Chambers Fine Art (No.1-D Caochangdi, Airport Access Road, Chaoyang District, Beijing), May 24–July 6, 2014
Viewed from a distance, the paintings Chambers Fine Art’s spacious right hall resemble a fanatical religious nighttime gathering. Closer inspection reveals the petals of a sliced preserved duck egg upon ink-dark, coarsely applied canvases. They are rendered like endearing, sweet nighttime whispers. The oil paintings are presented in a clockwise ordering, beginning with an egg in a nest and showing its transformation into a preserved egg, which then begins to rot and retreat into the increasingly deep darkness. The works are titled variously as preserved egg, rotten egg, rotten preserved egg and so forth, in a repetition that seems to circle just as the paintings themselves do. Here appears to be a worthwhile narrative: the artist creates a series of simple paintings, rousing the viewer’s emotion as he deploys a familiar culinary tradition with a centuries-old history, as though narrating the story of the egg as mummified and then freed from purgatory. The egg that Zhao Zhao paints does not symbolize regeneration, but rather relays a sort of spoken “obscenity” betraying a harsh humor which, once the viewer understands, precisely hits upon more ironic, internal aspects of the artist. The Chinese title of Zhao Zhao’s exhibition could be prescribed a number of meanings, yet they would all portend acertain “disquiet” for viewers.
The left hall of the Chambers Fine Art displays several Ming and Qing-era stupas, or edifices which in the past cased the relics of Buddhist disciples. Also known as reliquary stupas or votive stupas, they served as places of meditation for Buddhists.

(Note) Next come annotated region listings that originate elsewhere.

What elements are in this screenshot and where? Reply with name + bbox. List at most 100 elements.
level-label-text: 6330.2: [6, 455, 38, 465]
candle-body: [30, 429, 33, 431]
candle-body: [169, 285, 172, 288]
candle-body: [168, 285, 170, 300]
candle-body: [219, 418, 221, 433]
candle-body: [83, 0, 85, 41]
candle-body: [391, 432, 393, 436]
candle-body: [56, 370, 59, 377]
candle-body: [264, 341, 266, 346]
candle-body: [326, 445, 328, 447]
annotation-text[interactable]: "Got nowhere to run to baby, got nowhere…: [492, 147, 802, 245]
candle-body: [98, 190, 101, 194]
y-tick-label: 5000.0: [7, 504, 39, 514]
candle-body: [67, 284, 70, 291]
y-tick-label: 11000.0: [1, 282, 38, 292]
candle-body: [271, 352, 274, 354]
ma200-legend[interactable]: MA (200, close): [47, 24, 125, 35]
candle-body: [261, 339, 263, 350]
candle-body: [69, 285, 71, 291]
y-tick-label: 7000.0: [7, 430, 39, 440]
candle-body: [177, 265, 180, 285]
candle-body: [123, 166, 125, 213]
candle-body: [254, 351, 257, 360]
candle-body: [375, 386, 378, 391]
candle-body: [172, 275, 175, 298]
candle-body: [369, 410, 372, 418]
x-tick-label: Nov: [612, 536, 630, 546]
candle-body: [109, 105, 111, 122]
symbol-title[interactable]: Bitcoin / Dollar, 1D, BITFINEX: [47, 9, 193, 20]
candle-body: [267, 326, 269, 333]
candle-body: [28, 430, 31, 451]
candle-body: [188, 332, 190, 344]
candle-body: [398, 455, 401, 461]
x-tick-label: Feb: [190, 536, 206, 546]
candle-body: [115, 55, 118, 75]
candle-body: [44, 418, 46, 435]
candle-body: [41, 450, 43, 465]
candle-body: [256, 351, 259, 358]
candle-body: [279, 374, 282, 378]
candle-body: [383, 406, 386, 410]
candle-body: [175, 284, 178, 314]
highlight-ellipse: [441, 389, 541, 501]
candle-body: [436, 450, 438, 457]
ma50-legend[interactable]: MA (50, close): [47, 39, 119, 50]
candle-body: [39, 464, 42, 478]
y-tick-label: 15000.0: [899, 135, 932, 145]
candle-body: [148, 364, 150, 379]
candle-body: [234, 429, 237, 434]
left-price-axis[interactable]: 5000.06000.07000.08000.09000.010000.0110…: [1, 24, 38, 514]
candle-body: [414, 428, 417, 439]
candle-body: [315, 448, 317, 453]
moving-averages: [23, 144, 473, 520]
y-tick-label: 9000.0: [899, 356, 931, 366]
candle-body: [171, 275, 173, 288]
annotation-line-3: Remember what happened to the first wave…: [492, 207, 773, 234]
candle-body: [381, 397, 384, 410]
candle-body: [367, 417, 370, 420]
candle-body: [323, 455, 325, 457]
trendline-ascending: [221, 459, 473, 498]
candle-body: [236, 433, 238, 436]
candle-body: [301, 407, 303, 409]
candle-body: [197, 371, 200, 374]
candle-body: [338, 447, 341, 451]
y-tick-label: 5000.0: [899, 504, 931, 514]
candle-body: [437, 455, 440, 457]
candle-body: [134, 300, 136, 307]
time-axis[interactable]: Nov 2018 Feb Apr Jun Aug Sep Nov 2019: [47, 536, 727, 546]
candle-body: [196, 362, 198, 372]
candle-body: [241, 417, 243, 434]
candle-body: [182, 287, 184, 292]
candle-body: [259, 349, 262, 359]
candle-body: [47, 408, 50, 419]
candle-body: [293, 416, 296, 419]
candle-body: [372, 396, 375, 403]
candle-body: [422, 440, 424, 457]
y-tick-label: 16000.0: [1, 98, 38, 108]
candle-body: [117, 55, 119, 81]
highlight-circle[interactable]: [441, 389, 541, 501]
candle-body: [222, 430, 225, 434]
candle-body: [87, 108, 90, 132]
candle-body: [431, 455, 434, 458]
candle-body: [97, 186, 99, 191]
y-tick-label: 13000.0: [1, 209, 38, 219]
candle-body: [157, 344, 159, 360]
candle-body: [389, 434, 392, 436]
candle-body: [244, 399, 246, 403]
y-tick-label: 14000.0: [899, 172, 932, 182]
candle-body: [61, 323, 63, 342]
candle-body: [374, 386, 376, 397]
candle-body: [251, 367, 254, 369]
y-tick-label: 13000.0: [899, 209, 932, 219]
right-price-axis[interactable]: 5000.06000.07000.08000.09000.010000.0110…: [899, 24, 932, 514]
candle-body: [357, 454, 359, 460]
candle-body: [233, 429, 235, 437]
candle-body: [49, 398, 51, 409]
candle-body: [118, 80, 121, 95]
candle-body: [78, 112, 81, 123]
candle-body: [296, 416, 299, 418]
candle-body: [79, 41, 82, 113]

The small stone stupas are now creatively bound up and supported by other materials, almost resembling the trunk of a precious transplanted sapling. Steel bases provide support, horizontal wooden beams act as scaffolding, and all is held together by vertical rope and string resembling a bandage. A closer look reveals internal supports of wooden wedges placed at the joints between the stones. These objects—having rested upon the earth, imbibed the rain, sheltered under pine boughs, and gazed at the stars—have been moved into a closed gallery space; in these times they are disconnected, and as the outside world changes the stupas become sleepy piles of stone. Their origins unknown and their age counted in centuries, some of these stone stupas must have been partially dismantled and sold in pieces as miserable artifacts, even as a gallery from New York attempts to organize and reset them. This process hints at the devastation wrought upon the bastion of traditional Chinese philosophy for a few decades in the twentieth century—the which now, having realized and appreciated how the West and Japan preserved threads of traditional humanism, is undergoing a repair (with complex motives) from the outside in.
In civilizations with a tradition of building stupas, building a stupa brings good fortune in one’s reincarnation, while destroying one is considered as an extremely negative karmic act, with the soul rushing headlong towards an unfortunate future life. For these stupas “made” to be reincarnated into a white cube, what is crucial lies no longer in whether one opts to meditate in their midst; rather, the key is how one can see what the stupas symbolize—and how that is without its own ability to prop itself up, how without external support that will inevitably fall. Though the exhibition’s English title evokes a sense of “uncertainy”, Zhao Zhao himself is certain—knowing full well how to convey from a subtle opening that of which he is certain.